Rating Window Efficiency Systems

 

When looking at different models of windows you want to be cognizant of the rating that the manufacturer applies. That rating will either be a “U Value” which gives an indication of that windows tendency to transfer heat either in or out, or by an “R Value” which describes the windows resistance to transferring heat in or out.

U-Values are a measure of heat conductance

R-Values are a measure of heat flow resistance

 

If a window's R-value is high, it will lose less heat than one with a lower R-value. Conversely, if a window's U-value is low, it will lose less heat than one with a higher U-value. In other words, U-values are the reciprocals of R-values (U-values = 1/R-value). NOTE: Most window manufacturers use R-values in rating their windows.

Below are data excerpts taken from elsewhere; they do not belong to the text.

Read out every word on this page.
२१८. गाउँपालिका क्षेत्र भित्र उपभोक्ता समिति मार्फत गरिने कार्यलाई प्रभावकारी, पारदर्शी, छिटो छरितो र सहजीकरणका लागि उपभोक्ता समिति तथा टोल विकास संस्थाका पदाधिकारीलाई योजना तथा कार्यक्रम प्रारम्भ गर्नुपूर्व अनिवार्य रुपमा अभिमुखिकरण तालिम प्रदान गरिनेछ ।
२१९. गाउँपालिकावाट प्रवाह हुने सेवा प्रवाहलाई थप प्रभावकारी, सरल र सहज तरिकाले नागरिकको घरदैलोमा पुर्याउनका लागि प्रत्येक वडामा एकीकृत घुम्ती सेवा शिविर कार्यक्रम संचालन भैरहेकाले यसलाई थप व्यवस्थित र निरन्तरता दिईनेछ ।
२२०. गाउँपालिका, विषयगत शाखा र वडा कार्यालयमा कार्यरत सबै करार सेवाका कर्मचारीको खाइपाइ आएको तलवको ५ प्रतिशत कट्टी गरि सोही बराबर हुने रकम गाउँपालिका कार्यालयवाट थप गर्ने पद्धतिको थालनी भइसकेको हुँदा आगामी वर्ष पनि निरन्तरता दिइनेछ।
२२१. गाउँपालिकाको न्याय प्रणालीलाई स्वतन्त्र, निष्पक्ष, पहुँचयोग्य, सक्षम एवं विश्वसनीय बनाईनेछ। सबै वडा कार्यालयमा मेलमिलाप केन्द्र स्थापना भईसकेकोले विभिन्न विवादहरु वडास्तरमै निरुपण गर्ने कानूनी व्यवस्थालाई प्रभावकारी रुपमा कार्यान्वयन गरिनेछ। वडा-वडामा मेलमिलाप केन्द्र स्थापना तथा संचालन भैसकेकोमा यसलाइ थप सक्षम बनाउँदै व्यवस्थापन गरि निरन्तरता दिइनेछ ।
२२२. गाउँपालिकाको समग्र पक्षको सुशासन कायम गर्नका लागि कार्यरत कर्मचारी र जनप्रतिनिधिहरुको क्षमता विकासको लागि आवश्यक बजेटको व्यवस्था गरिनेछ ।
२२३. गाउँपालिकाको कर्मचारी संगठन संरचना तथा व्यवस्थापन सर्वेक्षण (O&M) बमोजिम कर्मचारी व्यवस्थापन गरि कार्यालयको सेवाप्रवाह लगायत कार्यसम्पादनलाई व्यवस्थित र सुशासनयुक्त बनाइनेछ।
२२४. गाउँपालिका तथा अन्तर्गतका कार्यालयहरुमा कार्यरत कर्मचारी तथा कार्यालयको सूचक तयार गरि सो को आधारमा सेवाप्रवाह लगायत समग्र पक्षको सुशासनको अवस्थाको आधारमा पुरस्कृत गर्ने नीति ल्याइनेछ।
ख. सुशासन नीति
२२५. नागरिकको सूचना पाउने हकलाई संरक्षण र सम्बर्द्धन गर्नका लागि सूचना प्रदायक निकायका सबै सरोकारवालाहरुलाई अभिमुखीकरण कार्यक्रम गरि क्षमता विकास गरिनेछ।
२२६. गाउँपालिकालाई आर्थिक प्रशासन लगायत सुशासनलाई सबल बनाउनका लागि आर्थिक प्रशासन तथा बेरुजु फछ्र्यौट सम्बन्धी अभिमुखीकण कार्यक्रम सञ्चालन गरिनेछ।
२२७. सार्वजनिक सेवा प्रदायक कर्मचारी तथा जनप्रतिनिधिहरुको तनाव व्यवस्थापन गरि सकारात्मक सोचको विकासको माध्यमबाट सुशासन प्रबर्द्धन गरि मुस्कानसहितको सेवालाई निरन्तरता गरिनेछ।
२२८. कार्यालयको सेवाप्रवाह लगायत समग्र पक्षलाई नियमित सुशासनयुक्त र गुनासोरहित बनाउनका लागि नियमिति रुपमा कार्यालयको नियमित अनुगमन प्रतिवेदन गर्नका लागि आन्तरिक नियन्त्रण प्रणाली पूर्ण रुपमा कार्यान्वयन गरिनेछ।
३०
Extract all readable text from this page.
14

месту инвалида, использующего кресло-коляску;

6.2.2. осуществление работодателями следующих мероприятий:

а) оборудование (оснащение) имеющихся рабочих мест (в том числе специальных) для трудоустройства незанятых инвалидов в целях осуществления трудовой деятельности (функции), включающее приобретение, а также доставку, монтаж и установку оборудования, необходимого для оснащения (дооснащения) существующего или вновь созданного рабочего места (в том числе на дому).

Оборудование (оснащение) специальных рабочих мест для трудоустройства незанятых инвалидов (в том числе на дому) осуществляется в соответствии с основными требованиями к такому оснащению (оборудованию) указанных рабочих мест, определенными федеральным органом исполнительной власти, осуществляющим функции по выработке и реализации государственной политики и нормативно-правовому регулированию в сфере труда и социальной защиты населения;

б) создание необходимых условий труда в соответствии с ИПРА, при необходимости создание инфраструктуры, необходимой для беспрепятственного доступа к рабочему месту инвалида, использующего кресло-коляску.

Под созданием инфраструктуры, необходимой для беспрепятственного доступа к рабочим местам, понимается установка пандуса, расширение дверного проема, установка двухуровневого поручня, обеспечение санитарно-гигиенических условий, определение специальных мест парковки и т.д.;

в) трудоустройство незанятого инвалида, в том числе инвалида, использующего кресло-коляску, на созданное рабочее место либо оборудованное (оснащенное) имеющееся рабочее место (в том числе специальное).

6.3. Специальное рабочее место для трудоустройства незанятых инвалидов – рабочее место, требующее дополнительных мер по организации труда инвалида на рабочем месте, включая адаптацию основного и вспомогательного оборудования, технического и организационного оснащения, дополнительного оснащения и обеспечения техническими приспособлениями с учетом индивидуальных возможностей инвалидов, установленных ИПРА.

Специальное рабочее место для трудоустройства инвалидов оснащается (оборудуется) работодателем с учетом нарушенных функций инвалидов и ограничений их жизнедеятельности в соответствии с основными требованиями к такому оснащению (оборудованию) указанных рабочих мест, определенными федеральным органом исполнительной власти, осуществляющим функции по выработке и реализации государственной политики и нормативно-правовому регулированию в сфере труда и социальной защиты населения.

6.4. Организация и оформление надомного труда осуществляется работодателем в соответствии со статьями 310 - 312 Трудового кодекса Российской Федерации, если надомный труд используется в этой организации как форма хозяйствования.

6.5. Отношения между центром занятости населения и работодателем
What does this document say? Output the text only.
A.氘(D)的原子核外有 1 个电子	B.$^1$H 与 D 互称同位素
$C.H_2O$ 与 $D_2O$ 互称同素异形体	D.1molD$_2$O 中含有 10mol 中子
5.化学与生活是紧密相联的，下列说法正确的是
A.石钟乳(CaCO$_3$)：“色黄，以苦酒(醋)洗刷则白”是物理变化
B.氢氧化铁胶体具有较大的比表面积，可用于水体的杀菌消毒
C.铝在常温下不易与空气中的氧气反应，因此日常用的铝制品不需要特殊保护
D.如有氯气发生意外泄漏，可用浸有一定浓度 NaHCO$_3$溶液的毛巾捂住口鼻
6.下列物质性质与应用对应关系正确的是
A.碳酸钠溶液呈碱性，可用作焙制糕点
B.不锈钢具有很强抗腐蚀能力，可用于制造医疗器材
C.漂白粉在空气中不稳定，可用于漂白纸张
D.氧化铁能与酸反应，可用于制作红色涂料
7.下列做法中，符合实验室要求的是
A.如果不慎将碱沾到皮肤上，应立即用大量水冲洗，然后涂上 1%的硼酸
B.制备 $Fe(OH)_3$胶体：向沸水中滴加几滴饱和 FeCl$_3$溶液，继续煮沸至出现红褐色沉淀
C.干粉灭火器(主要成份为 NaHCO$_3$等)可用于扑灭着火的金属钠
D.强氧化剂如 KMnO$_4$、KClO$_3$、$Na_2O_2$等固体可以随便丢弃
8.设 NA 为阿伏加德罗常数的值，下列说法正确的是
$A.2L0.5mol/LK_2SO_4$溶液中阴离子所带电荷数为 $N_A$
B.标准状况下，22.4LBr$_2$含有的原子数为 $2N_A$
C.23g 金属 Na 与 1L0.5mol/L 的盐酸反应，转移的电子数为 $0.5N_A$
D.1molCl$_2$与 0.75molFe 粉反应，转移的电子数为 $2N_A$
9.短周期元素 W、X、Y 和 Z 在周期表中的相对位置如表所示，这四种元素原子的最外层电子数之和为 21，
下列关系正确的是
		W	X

Usually, window R-values range from 0.9 to 3.0 (U-values range from 1.1 to 0.3), but some highly energy-efficient exceptions also exist.

When comparing different windows, you should ensure that all U- or R-values listed by manufacturers:

  • Are based on current standards set by the American Society of Heating, Refrigeration, and Air-conditioning Engineers (ASHRAE)
  • Are calculated for the entire window, including the frame, and not just for the center of the glass
  • Represent the same size and style of window

5 factors affecting the R-value of windows

  1. The type of glazing material (e.g., glass, plastic, treated glass)
  2. The number of layers of glass
  3. The size of the air space between the layers of glass
  4. The thermal resistance of conductance of the frame and spacer materials
  5. The "tightness" of the installation (i.e., air leaks-- see previous discussion).